Böyle bir anlayış, küresel kapitalizmi kızdırır, o zaman ne yapılacak, kapitalist misyonerleri harekete geçecek ve böyle bir din gerçek din değil diyecekler. İslam’ı, kapitalist işleyişe zarar vermeyecek hatta ona yarayacak bir veche büründürülmesi sağlanacak.
Kapitalist misyonerler, kendilerine yardımcı olacak zihni açık ve çağı anlayan yeni anlayışa sahip ilim adamlarını bulacaklar ve onlar vasıtasıyla dünya nimetlerinden yararlanmanın faydaları anlatılacak. Önce İslam ile demokrasi barıştırılacak, sonraİslam ile liberalizm barıştırılacak sonra da İslam ile kapitalizm barıştırılacak. Eğer bu olamıyorsa o zaman mistik bir anlayış geliştirilecek hiç olmazsa başka alternatif çıkmasın ve insanlar yeni ahvale alışıncaya kadar biraz oyalansınlar. Nasıl olsa toplumkapitalist şeytanlığa alışacak alışamayanlar da insanlık düşmanları olarak yaftalanacak ve yardan yuvarlanacaklar.
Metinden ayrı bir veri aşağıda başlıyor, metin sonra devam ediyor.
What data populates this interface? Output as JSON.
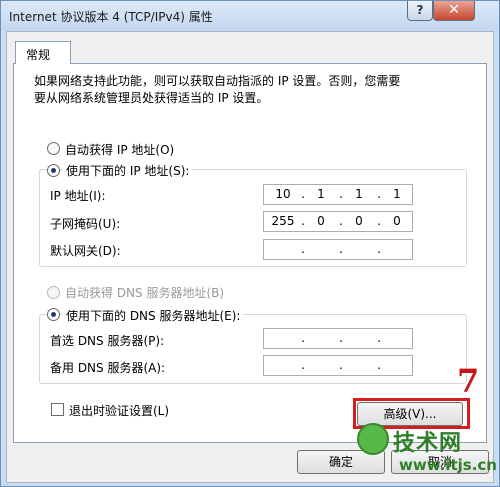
{
  "window": {
    "title": "Internet 协议版本 4 (TCP/IPv4) 属性",
    "help_label": "?",
    "close_label": "✕"
  },
  "tab": {
    "label": "常规"
  },
  "description": {
    "line1": "如果网络支持此功能，则可以获取自动指派的 IP 设置。否则，您需要",
    "line2": "要从网络系统管理员处获得适当的 IP 设置。"
  },
  "ip_mode": {
    "auto_label": "自动获得 IP 地址(O)",
    "manual_label": "使用下面的 IP 地址(S):",
    "selected": "manual"
  },
  "ip_fields": {
    "ip_label": "IP 地址(I):",
    "ip_segments": [
      "10",
      "1",
      "1",
      "1"
    ],
    "mask_label": "子网掩码(U):",
    "mask_segments": [
      "255",
      "0",
      "0",
      "0"
    ],
    "gateway_label": "默认网关(D):",
    "gateway_segments": [
      "",
      "",
      "",
      ""
    ]
  },
  "dns_mode": {
    "auto_label": "自动获得 DNS 服务器地址(B)",
    "manual_label": "使用下面的 DNS 服务器地址(E):",
    "selected": "manual"
  },
  "dns_fields": {
    "preferred_label": "首选 DNS 服务器(P):",
    "preferred_segments": [
      "",
      "",
      "",
      ""
    ],
    "alternate_label": "备用 DNS 服务器(A):",
    "alternate_segments": [
      "",
      "",
      "",
      ""
    ]
  },
  "validate": {
    "label": "退出时验证设置(L)",
    "checked": false
  },
  "buttons": {
    "advanced_label": "高级(V)...",
    "ok_label": "确定",
    "cancel_label": "取消"
  },
  "annotation": {
    "step_number": "7",
    "color": "#d61c1c"
  },
  "watermark": {
    "text": "技术网",
    "url": "www.itjs.cn"
  },
  "colors": {
    "title_bar": "#c9dcf1",
    "panel": "#f0f0f0",
    "accent_red": "#d61c1c",
    "watermark_green": "#2e7f26"
  }
}
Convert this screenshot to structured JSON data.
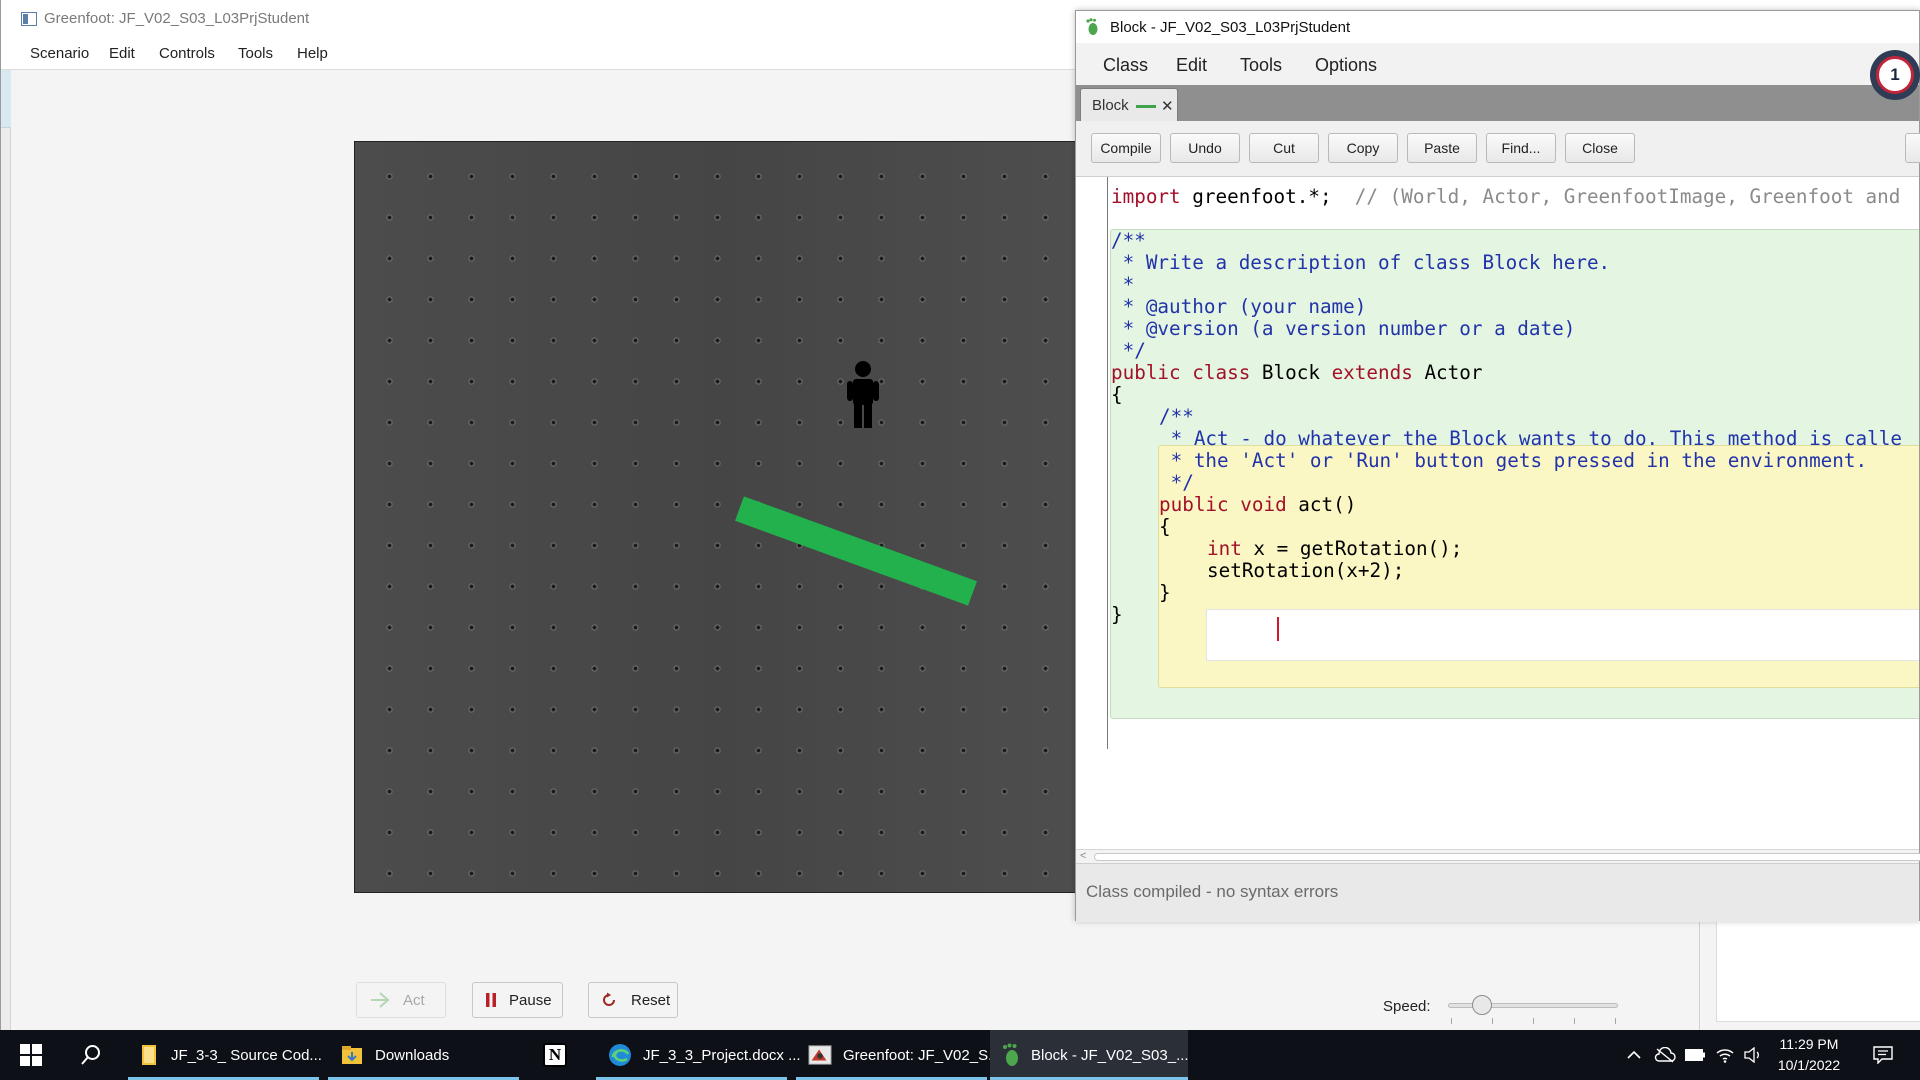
{
  "greenfoot": {
    "title": "Greenfoot: JF_V02_S03_L03PrjStudent",
    "menu": [
      "Scenario",
      "Edit",
      "Controls",
      "Tools",
      "Help"
    ],
    "controls": {
      "act_label": "Act",
      "pause_label": "Pause",
      "reset_label": "Reset",
      "speed_label": "Speed:",
      "speed_level_fraction": 0.2
    },
    "world": {
      "actors": [
        {
          "name": "person",
          "icon": "person-figure"
        },
        {
          "name": "Block",
          "color": "#22b14c",
          "rotation_deg": 20
        }
      ]
    }
  },
  "editor": {
    "title": "Block - JF_V02_S03_L03PrjStudent",
    "menu": [
      "Class",
      "Edit",
      "Tools",
      "Options"
    ],
    "tab": {
      "label": "Block",
      "close": "✕"
    },
    "toolbar": [
      "Compile",
      "Undo",
      "Cut",
      "Copy",
      "Paste",
      "Find...",
      "Close"
    ],
    "code": {
      "import_kw": "import",
      "import_rest": " greenfoot.*;  ",
      "import_comment": "// (World, Actor, GreenfootImage, Greenfoot and",
      "doc": [
        "/**",
        " * Write a description of class Block here.",
        " *",
        " * @author (your name)",
        " * @version (a version number or a date)",
        " */"
      ],
      "class_kw1": "public",
      "class_kw2": "class",
      "class_name": " Block ",
      "class_kw3": "extends",
      "class_parent": " Actor",
      "open_brace": "{",
      "close_brace": "}",
      "method_doc": [
        "/**",
        " * Act - do whatever the Block wants to do. This method is calle",
        " * the 'Act' or 'Run' button gets pressed in the environment.",
        " */"
      ],
      "method_kw1": "public",
      "method_kw2": "void",
      "method_sig": " act()",
      "body_kw": "int",
      "body_line1_rest": " x = getRotation();",
      "body_line2": "setRotation(x+2);"
    },
    "status": "Class compiled - no syntax errors",
    "notification_count": "1"
  },
  "taskbar": {
    "apps": [
      {
        "label": "JF_3-3_ Source Cod...",
        "icon": "folder-icon",
        "color": "#f2c23a"
      },
      {
        "label": "Downloads",
        "icon": "folder-download-icon",
        "color": "#f2c23a"
      },
      {
        "label": "",
        "icon": "notion-icon",
        "color": "#ffffff"
      },
      {
        "label": "JF_3_3_Project.docx ...",
        "icon": "edge-icon",
        "color": "#1f8ad6"
      },
      {
        "label": "Greenfoot: JF_V02_S...",
        "icon": "greenfoot-icon",
        "color": "#c0392b"
      },
      {
        "label": "Block - JF_V02_S03_...",
        "icon": "greenfoot-foot-icon",
        "color": "#4ca64c"
      }
    ],
    "time": "11:29 PM",
    "date": "10/1/2022"
  }
}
Küresel kapitalizmin düşmanları arasında, kendine güvenen ve nasıl yaşaması lazım geldiğini kendisi tayin ve tesbit edenler de vardır. Onlar da tabii ki Müslümanlardır. Müslümanlar, daima hayatlarını İslam’ın naslarına göre ayarlayacaklar. Birileri çok zengin olsun, çok tüketsin veya ahlaksızlık yayılsın da insanlar aile bağından toplumsal denetimden kurtulsunlar ve tek kalarak kendilerini dünya tüketim tacirlerin kucağına itsinler itikadına dur diyebilen insanlardır. Bu ancak naslara bağlı kalınarak ve Hz.Peygamber’in sünnetine sarılarak mümkündür.
Çünkü Rasulullah, (as) Kur’anın canlı şahidi ve o zamanki meri işleyişe nasıl muhalefet edilmesi lazım geleceğinin biricik örneğidir. Bugün de eğer küresel kapitalizmden rahatsızlık duyan birileri varsa yapılacak tek iş Hz. Peygamberi adım adım takip etmektir. Allah’ın istediği insan örneği ifrat ve tefritten arınmış ve tüketime kul olmayaninsandır. Kula bağlılık kulların icadına ve modasına bağlılığı getirir. Eğer insanlar modaya, küresel dayatmaya karşı çıkmak istiyorlarsa mutlaka Allah’a kul olsunlar ki başkasına başkasının icadı olan bozgunculuğa kul olmasınlar. Allah’tan gayri putlar edinenlerin veya Allah’ı tanımayanların küresel kapitalizme karşı çıkmaları mümkün değildir.
Allah’tan başka ilah tanımayanlar ve bu düşüncelerini hayata uygulayanlar, Allah’ın emirlerine hakkıyla riayet edenler, gerçek manada kapitalizme karşı olabilirler.Namaz kılmayanların münkere ve fahşaya yani görünen kapitalizme karşı istikrarlı mücadele etmeleri mümkün değildir.
Tanrı tanımazlar, sosyalistler de tersine küresel kapitalizme hizmet ediyorlar, fıtrata ve genel insan psikolojisine daha doğrusu Allah’ın istemediği şeylere aykırı ve muhalif oldukları için toplumda yer edinemezler. Dayanma noktaları ve kalkış sebepleri askıda. Askıda olan bir düşünceye dayalı söylem ve eylemler de askıda kalacaktır.
Sol ve tanrı tanımazlar arafta olanlardır, kapitalizmi içlerine sindiremiyorlar fakat yaşam tarzları ve fantezileri tam tamına kapitalistçedir. Bunu örtmek için de farklı düşüncelere sığınıyorlar. Halkın bilmediği ve anlamadığı şeyleri söyleyerek kapitalizme düşman olduklarını haykırıyor aslında kuru gürültü yapıyorlar.